You would generate the verbose output and test each line for the area being greater than your threshold. Sadly, this doesn't give text output of a pixel coordinate within the shape, from which you could floodfill. (Eg if you have a ring of pixels, the centroid will be in the hole.) Instead, you could use the id number which is a gray level, then "-fill Red -opaque X" where X is the colour of that gray level.

Clearly, this needs a script. You could do one "convert" for each qualifying shape. But if the file is large and there are many qualifying shapes, it would be quicker to build one long "convert" command with multiple copies of "-fill White -opaque X".

This would change a prepared image from black and white, to black and white and red. Then use the red pixels as a mask to change pixels in your original image.

The job would be simpler if the "-connected-components" verbose output gave the coordinate of a pixel guaranteed to be within a shape. Then you could use that coordinate to flood-fill your original image.

Re: Despeckle

Posted: 2014-12-27T19:26:59-07:00
by fmw42
snibgo wrote:The job would be simpler if the "-connected-components" verbose output gave the coordinate of a pixel guaranteed to be within a shape. Then you could use that coordinate to flood-fill your original image.
Generally, you should not have to use -fill. The area-merge feature should be all you need to remove small objects. Just specify it as per the define mentioned at the bottom of the page. That will merge all smaller size regions into their respective neighboring/surrounding largest region.

If, for a grayscale image, you need/want to do a -fill ... -opaque ..., you can use the graylevel corresponding to the id value. But since in Q16, -opaque does not use 16-bit grayvalues, you need to convert the id to a percent as per gray(xx%) rather than gray(xxx).

If you still feel that having a coordinate is useful, perhaps for color images, then describe your rationale further and or an example. It should be possible to add that or other features that seem useful. Perhaps a new define or argument would allow one to recolor by id from a list of id's and colors.

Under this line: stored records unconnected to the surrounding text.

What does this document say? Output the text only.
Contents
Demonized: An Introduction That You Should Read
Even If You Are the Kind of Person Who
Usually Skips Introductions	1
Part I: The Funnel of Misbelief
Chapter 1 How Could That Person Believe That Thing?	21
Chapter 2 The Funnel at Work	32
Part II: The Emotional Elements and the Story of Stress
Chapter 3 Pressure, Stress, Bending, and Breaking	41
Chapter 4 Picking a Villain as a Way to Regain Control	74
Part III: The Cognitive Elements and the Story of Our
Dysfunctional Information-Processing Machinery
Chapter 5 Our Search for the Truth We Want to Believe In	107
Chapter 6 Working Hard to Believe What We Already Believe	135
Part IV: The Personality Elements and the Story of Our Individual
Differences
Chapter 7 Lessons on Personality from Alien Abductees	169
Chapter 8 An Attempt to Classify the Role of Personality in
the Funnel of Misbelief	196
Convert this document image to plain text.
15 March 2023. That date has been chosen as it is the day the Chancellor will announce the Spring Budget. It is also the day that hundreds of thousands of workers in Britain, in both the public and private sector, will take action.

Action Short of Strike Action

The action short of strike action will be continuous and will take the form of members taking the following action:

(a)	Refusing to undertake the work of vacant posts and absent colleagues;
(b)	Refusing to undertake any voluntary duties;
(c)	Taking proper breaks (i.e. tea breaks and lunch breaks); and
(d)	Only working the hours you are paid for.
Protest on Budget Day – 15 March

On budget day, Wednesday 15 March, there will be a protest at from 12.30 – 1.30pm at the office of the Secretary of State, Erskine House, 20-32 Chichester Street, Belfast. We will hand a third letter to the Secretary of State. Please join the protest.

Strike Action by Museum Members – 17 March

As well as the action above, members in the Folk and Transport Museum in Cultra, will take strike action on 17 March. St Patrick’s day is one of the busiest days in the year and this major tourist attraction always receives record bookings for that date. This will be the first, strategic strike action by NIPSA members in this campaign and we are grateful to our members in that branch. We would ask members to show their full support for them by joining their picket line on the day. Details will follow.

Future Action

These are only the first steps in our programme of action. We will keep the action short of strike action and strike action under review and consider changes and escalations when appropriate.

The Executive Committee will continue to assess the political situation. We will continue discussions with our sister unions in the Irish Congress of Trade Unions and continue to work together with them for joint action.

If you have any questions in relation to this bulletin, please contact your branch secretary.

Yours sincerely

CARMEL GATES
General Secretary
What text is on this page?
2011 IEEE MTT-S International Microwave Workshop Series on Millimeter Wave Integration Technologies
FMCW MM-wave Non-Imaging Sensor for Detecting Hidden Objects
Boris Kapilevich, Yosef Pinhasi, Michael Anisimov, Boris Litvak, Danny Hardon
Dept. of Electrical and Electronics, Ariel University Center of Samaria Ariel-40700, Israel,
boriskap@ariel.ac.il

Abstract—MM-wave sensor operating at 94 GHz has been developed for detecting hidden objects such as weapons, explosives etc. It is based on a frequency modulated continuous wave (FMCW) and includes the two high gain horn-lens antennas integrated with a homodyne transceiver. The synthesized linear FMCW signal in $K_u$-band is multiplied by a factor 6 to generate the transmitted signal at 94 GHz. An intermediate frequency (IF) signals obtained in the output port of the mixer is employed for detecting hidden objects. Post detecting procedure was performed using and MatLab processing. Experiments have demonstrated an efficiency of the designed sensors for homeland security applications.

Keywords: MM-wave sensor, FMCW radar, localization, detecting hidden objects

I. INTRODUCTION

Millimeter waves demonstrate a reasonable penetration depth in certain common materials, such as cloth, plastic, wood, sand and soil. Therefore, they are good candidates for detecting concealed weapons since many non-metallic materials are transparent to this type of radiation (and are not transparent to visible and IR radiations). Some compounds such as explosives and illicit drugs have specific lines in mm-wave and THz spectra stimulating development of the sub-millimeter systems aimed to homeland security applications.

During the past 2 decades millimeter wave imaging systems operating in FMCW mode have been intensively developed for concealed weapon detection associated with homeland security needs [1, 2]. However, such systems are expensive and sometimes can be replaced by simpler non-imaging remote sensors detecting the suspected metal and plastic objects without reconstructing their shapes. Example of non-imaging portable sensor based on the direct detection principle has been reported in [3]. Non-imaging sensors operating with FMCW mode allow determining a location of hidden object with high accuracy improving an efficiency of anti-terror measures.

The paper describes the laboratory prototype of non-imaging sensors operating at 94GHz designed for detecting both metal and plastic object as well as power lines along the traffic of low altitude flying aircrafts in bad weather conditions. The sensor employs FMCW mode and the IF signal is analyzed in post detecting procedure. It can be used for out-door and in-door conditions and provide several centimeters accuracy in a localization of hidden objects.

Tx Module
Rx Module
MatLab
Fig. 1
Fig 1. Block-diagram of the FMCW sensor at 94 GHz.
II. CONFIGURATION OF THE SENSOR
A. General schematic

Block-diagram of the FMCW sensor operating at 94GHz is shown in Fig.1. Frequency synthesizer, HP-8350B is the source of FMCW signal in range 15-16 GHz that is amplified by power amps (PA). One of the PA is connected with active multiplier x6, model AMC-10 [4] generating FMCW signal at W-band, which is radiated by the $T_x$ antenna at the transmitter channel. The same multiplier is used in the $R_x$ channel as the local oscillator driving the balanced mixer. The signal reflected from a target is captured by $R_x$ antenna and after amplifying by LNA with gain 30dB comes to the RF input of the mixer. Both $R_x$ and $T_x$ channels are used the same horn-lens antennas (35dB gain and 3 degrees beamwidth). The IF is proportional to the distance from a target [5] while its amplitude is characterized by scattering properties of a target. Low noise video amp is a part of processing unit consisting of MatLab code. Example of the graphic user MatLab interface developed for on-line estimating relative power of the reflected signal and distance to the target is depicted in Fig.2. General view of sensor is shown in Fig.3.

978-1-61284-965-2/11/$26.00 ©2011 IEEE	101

I have used the current connected-components features for some time to clean up binary (thresholded) images and have been successful in scripting the above concepts. However, the current -connected-components was just the basic concept with what we thought were useful features. But we are open to any good ideas for enhancements.

Re: Despeckle

Posted: 2014-12-28T11:38:30-07:00
by snibgo
Ah, yes, I overlooked the area-threshold. That's a much better way of doing it than my thoughts above.